Rates will go up when that leverage goes down.

We'll be speaking Spandarin then, I suspect. (Only 600 google matches on that, LOL.

Stagflationary Mark said...

Troy,

This person has yet to receive the satori...

Without satori, there can be no Dai Senryaku ("Grand Strategy")! ;)

TJandTheBear said...

That chart suggests it was a killer "channel trade" over the years. ;-)

Stagflationary Mark said...

TJandTheBear,

In hindsight, I did fairly well in timing my largest purchases. The big ones were all near the top of the channel (2000, 2006-2008, 2011). I can only imagine what Jeremy Siegel must be thinking now.

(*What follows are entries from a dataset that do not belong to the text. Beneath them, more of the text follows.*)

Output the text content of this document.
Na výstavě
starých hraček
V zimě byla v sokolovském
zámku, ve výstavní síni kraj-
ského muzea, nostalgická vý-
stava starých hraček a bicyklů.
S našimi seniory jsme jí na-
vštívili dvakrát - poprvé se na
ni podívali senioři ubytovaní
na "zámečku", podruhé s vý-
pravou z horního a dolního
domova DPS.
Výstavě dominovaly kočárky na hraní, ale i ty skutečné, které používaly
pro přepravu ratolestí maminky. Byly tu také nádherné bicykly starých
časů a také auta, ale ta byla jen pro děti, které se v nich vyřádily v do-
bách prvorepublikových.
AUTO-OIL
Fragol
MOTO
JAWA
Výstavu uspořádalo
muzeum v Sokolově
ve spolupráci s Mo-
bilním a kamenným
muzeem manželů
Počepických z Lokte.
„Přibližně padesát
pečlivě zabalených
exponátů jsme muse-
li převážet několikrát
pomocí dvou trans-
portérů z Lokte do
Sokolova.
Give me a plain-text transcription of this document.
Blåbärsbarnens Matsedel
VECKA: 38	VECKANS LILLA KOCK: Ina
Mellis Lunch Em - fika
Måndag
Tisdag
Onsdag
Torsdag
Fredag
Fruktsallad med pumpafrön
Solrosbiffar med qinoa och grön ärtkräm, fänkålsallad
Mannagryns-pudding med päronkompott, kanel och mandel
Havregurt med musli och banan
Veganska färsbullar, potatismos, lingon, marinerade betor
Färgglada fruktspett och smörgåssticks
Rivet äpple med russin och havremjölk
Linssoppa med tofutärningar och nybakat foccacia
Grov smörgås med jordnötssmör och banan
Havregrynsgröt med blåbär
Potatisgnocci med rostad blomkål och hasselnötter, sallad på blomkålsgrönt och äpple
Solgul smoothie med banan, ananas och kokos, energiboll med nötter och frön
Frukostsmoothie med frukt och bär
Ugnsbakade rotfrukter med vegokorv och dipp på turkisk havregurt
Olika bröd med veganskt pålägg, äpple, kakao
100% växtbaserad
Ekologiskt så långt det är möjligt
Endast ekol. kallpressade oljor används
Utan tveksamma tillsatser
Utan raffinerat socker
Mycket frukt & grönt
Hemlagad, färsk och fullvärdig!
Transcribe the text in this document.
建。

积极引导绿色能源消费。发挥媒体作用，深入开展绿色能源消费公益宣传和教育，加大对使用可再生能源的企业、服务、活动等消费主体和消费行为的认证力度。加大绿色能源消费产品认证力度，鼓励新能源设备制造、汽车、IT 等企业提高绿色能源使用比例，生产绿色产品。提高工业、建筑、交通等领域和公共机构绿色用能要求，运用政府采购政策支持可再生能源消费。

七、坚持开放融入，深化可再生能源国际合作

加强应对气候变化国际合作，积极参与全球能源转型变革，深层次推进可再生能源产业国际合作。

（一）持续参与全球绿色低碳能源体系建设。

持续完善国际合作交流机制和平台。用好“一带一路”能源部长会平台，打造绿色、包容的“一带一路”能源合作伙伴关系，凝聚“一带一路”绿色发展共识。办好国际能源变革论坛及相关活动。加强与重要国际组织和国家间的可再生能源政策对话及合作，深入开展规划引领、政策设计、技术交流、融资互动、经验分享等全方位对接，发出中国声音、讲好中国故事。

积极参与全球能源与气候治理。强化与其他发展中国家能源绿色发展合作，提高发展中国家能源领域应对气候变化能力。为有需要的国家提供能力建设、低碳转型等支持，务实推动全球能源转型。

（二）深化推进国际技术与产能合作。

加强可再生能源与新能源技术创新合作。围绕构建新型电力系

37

It is interesting to me that we're now at the bottom of the channel and we aren't even supposed to be in a recession. Being at the bottom generally means that we are.

I can say with 99.999% certainty that we will make it to the top of the channel again. If nothing else, the top of the channel hits 0.0% on May 25, 2026. I'm leaving myself a 0.001% margin of error in case 10-year treasury rates are forced to continually decline even after they hit 0.0%, lol. Sigh.